Pero emplazarlo en un escenario tan mágico como el que dibuja la Navidad dice mucho de la sensibilidad y de las creencias no solo de quienes lo imaginaron o desearon así al dar cuenta de él, sino también de quienes volvemos a situarnos, año tras año, arrobados frente tantos ingeniosos belenes, en ese mismo escenario para celebrarlo en un ambiente que nos invita a revivir embelesados nuestra propia niñez soñadora.


Agasajo y felicidad

Sin duda, la Navidad es la más bella y la mejor época de todo el año. Quién más, quién menos, todos nos transformamos en niños deseando felicidad a diestro y siniestro y nos gastamos en regalos lo que seguramente necesitaríamos para terminar como es debido el mes. Inmersos en la atmósfera navideña, la paga extra de Navidad es una venda en los ojos que permite gastar sin control para agasajar a familiares y amigos y, sobre todo, a hijos y nietos.

Es obvio que el objetivo de estas reflexiones es felicitar a mis lectores y desearles feliz Navidad. Hago, ni más ni menos, aunque seguramente con mayor sentimiento, lo que hacen también las empresas con sus trabajadores y clientes y hasta esos vecinos para los que pasamos inadvertidos el resto del año. Pongo en el adjetivo “feliz” todo el peso de un sincero deseo de bien y bondad, valores estos que anidan incluso en los corazones más romos y corrompidos.


¡Ojalá que el encantamiento festivo de estos días, al adentrarnos en un ambiente franco de transparente alegría y al envolvernos en cánticos y abundancias sabrosas, sirva para amarrarnos fuerte a la “humanidad” de un Dios de ley que nos demuestra preocuparse y ocuparse de nosotros!
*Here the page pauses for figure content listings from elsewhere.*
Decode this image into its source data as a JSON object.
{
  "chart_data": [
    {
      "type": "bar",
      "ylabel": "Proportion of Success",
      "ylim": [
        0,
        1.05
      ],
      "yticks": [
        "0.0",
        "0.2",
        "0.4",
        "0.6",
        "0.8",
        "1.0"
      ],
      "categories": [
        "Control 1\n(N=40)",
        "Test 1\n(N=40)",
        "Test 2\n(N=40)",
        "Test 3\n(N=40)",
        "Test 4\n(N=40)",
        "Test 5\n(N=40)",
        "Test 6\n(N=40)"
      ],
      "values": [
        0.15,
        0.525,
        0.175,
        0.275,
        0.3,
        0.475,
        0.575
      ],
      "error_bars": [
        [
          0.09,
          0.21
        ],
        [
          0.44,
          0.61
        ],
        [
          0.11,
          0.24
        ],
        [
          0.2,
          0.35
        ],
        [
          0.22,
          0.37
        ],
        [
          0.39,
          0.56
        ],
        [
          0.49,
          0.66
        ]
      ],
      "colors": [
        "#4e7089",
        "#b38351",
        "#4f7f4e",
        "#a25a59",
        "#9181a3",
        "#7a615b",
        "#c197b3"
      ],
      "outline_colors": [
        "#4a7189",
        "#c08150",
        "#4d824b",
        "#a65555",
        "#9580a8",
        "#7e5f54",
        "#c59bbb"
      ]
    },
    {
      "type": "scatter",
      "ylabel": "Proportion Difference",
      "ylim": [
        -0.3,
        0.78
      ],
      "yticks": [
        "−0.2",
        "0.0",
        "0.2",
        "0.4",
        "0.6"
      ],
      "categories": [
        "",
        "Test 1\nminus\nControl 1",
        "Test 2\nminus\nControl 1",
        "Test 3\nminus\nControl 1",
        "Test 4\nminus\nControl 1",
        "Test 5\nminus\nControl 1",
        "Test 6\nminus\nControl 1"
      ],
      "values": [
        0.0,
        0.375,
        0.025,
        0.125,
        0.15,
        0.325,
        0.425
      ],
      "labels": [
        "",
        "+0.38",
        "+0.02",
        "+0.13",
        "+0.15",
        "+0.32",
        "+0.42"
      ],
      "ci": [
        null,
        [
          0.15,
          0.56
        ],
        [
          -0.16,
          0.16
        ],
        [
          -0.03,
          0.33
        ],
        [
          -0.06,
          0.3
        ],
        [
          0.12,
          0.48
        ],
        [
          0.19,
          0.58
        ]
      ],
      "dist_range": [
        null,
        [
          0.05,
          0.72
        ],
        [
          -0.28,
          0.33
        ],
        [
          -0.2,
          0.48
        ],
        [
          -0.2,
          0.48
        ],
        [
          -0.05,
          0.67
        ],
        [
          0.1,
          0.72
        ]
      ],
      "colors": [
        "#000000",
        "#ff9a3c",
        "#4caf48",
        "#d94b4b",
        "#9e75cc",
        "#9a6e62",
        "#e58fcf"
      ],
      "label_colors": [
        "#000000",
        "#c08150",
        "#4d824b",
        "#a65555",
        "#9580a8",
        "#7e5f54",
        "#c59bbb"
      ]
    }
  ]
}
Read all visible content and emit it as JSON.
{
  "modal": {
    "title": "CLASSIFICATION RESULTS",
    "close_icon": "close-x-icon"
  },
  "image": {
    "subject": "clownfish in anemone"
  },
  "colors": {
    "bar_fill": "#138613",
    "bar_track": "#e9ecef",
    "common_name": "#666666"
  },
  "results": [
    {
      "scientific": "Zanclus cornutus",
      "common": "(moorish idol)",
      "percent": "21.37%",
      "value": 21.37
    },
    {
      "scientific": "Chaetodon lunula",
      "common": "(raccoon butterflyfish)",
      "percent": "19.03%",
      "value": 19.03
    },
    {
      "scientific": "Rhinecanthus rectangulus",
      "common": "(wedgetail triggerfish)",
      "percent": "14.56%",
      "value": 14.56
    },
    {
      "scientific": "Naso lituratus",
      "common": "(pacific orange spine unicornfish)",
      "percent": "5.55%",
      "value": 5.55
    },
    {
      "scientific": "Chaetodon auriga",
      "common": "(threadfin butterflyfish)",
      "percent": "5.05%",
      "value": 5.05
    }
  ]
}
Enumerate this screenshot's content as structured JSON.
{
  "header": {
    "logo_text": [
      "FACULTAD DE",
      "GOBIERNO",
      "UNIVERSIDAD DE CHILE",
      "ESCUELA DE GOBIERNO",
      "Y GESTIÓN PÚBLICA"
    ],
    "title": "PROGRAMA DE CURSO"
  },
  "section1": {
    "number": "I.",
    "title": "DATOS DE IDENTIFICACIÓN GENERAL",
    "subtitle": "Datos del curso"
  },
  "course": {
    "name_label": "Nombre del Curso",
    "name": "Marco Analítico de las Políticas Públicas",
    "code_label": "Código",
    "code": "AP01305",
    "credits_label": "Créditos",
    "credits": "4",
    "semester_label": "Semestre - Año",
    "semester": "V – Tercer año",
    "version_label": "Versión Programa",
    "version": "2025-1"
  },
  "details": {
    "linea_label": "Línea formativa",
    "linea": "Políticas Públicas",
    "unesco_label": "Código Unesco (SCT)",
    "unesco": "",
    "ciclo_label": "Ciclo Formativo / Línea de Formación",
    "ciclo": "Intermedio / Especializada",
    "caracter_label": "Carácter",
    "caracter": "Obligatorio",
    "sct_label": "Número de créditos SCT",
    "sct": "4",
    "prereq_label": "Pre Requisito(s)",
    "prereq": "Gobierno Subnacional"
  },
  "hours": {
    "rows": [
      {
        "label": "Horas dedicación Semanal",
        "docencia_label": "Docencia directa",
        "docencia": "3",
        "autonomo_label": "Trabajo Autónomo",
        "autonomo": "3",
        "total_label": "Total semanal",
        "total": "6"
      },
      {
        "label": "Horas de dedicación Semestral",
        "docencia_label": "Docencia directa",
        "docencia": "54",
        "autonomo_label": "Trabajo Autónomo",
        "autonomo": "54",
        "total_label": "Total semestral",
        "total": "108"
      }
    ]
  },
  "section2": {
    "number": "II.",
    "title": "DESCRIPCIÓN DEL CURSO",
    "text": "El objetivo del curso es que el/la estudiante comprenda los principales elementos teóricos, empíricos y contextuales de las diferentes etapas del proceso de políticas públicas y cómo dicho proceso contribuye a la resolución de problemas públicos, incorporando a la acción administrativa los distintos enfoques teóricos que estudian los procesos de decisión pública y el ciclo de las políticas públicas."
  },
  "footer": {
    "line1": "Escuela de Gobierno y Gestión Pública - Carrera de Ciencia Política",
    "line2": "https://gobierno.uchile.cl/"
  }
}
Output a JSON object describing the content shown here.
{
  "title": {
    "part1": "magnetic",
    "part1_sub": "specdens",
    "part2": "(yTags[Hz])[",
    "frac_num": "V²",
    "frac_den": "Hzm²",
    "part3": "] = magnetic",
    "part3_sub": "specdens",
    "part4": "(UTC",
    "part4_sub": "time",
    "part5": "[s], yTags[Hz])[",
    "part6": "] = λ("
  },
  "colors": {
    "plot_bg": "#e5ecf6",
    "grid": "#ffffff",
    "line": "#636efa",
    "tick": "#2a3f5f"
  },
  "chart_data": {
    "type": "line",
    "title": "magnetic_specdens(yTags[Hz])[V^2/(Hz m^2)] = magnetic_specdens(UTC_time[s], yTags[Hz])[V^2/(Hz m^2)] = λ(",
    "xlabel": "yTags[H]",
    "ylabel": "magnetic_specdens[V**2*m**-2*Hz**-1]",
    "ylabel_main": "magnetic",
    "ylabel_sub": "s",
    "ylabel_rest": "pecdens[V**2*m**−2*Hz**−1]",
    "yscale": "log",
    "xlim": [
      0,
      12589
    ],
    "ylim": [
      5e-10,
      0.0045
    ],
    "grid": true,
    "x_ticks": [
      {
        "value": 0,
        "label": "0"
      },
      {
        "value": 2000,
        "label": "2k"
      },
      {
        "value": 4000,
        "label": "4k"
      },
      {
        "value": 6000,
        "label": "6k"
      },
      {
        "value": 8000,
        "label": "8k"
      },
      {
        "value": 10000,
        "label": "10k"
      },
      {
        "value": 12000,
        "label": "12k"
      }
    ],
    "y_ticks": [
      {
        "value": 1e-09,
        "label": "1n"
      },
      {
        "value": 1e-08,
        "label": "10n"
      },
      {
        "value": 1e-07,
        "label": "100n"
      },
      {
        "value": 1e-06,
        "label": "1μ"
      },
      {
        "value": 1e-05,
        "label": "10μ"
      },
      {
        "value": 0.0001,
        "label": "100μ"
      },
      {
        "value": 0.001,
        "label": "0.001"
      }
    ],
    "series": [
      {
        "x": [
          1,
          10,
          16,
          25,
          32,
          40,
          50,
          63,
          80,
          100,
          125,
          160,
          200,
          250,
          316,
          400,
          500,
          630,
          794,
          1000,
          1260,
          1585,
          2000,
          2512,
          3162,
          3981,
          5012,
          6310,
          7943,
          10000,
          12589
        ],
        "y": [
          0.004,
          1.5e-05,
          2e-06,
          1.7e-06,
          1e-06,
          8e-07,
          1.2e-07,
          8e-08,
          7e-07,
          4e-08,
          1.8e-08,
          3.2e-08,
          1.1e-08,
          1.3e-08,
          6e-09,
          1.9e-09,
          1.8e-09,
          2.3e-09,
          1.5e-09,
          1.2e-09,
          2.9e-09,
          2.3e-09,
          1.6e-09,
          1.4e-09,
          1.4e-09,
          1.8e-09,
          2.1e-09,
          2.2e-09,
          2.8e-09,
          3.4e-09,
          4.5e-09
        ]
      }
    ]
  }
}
Entiendo que la Navidad, además de festejar el nacimiento de Jesús de Nazaret en cualquier lugar y tiempo en que haya ocurrido, es la gran fiesta de lo humano que hay en nosotros y que nos hermana con los salvajes que todavía no han aflorado a la civilización e incluso con quienes se comportan como animales.

Quedémonos hoy con que la Navidad, aunque no creamos en la magia con que los Evangelios describen el nacimiento mítico de Jesús de Nazaret, es la gran fiesta de la “humanidad de Dios” que nos invita a comportarnos de forma fraterna, solidaria y participativa. Que no nos descorazone un comercio lanzado en tromba a hacer su agosto aprovechándose de nuestro hermoso deseo de agasajar con regatos a todos los nuestros. Aunque estos días tiremos la casa por la ventana, al hecho de compartir tan generosamente nuestros haberes con quienes nos rodean, obviando intereses mezquinos y egoísmos enquistados, podemos sacarle un hermoso jugo benefactor. ¡Ojalá que el espíritu de la Navidad impregne todos los días del año de mis lectores!